Silver Lake and TPG Capital have completed the acquisition of Avaya in a transaction valued at approximately $8,3-billion.
"This marks the beginning of an exciting new era for Avaya," says Lou D'Ambrosio, president and CEO of Avaya. "As a private company, working with Silver Lake and TPG, we have an unprecedented opportunity to accelerate our strategy, act boldly in the marketplace, and serve our customers with even greater innovation and responsiveness."

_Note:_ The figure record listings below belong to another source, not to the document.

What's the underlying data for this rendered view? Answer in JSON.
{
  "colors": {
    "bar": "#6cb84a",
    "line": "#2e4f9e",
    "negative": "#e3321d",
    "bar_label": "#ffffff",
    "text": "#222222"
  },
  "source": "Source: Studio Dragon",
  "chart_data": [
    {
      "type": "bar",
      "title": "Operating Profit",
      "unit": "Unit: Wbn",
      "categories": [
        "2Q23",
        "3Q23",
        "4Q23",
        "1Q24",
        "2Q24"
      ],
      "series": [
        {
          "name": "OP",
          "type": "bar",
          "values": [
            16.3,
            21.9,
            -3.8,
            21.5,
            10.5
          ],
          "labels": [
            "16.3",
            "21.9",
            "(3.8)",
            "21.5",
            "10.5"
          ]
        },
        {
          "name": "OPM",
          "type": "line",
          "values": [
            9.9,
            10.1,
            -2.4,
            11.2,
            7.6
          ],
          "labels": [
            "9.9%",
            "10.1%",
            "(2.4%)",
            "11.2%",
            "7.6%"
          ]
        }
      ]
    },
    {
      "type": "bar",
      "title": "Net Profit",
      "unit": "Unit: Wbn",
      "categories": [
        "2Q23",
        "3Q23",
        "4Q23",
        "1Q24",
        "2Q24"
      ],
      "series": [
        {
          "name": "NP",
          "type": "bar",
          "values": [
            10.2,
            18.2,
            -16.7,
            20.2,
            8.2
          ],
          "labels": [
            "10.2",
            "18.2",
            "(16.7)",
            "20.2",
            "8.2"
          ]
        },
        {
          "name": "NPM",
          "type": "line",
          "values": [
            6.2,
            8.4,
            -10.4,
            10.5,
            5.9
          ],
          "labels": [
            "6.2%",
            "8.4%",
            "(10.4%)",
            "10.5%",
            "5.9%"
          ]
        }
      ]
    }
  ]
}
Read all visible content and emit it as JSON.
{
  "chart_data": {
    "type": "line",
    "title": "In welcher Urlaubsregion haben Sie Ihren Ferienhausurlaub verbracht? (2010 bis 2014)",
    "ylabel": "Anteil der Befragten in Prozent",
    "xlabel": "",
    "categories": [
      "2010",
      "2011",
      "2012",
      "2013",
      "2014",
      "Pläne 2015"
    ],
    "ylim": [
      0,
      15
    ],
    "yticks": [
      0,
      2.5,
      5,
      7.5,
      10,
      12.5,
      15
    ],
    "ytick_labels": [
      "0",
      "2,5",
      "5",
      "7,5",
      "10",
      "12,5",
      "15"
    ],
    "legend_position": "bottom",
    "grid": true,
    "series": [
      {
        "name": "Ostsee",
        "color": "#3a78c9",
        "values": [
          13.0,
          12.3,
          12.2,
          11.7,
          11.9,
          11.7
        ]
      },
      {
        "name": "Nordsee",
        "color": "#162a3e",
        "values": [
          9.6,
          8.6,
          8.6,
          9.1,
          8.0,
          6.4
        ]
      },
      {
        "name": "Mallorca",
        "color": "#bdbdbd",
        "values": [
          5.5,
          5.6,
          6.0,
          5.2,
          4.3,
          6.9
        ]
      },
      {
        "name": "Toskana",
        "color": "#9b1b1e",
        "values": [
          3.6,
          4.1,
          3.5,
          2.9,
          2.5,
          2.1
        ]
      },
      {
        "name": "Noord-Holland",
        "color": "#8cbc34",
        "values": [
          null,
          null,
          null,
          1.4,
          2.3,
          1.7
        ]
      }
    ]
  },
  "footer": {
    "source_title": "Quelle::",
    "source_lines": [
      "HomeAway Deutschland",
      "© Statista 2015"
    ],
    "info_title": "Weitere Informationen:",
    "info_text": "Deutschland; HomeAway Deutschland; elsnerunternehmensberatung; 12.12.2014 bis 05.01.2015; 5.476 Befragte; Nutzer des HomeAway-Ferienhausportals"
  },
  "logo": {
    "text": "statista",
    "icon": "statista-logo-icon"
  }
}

Under the terms of the merger agreement, which was adopted by Avaya's stockholders at a special meeting held on 28 September 2007, Avaya stockholders are entitled to receive $17.50 in cash, without interest and less any applicable withholding taxes, for each share of common stock they owned immediately prior to the effective time of the merger. Avaya common stock ceased trading on the NYSE before the commencement of trading on 26 October 2007 and will be delisted from the NYSE.
Stockholders of record as of the effective time of the merger who have stock certificates will receive a letter of transmittal and instructions on how to surrender their shares of Avaya common stock to receive the merger consideration. These certificated stockholders of record should wait to receive the letter of transmittal before surrendering their shares.
Stockholders of record as of the effective time of the merger whose shares are uncertificated and stockholders who hold shares through a bank or broker do not need to take any action for their shares to be converted into cash because the conversion will be handled automatically by Avaya¹s transfer agent or their bank or broker, respectively.